Support for popular standards such as local openwakeword and wyoming satellite or anything else that can be lunched on RAdxa/Ri/Orange. We use I2S and it is recognized in Linux as ALSA play/record device
Which XMOS chip are you exactly using?
Do you plan to use the code from here or do you want to use the XVF3800 firmware binaries? In the latter case I would assume that you would have to use this variant.
Just curious: is it the XVF3800 production firmware source code one can only access if some prove of buying matching silicon or dev kit has been provided: VocalFusion Software Request Form | XMOS
Yes but to keep some compatibility for now we do not use MCLK generated on host. Switching between three popular hosts platform is by soldering bridge resistors.

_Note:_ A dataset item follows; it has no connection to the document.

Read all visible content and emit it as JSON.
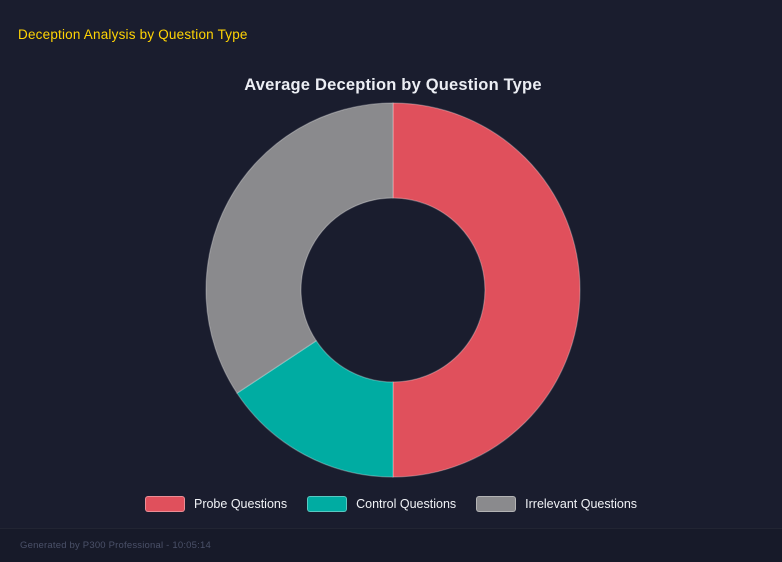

And yes we have a plan to sell it. We have few prototypes we tests over last few weeks and so far we are happy from results.
As for I2S it is a slave for SBC. MCLK is generated by XMOS. We tried to be master but it didnt work properly on ALSA. Only two separate record and play device but that on other hand did not work correcly with wyoming satellite and openwakeword.
I2C is a slave for SBC and can be used to control XMOS as well as FW updates.
USBC is connected directly to XMOS without multiplexer to SBC. So HAT itself without SBC can be a separate far-field mic and speaker for any other devices like win/linux PCs.
Currently the XK-VOICE-L71 attached to a Raspberry Pi 3A+ which I had still lying around. I am running raspios-bookworm.
Initially, I had some plans to build my own PCBs with KiCad8, probably with separate Mic-Array- and XMOS-PCBs. Possible manufactured by JLCPCB.
But since a few boards of other people were spotted in the wild already(incl. yours), I will wait a bit and see if somebody comes up with such a board(s)/solutions.
Long-term plan would be to build some simple replacement PCB(s) which could replace the already existing PCB(s) in commercial active/smart speakers.
Maybe it is the time to design a general purpose XMOS breakout PCB with seperate mic-array board so that it could be fitted on other PCBs easily.
@spchouse
Any reason why you have chosen XVF3800 over XVF3610?
XMOS themselves recommend XVF3800 with 4 mics and beam-forming for products in the area of conference speakers with beam-forming, etc.
The XVF3610 would be sufficient for voice assistants.
I still wonder though how the XVF3610 firmware differs from the “open-source” XCORE-VOICE" (sln_voice repo) with respect to performance related to the ASR stream (cleaned from echos and the reference audio).
Mainly because of beam forming and far-field solution. If board is mounted somwhere in the corner of the room or in ceiling as a security sensor that is a must have.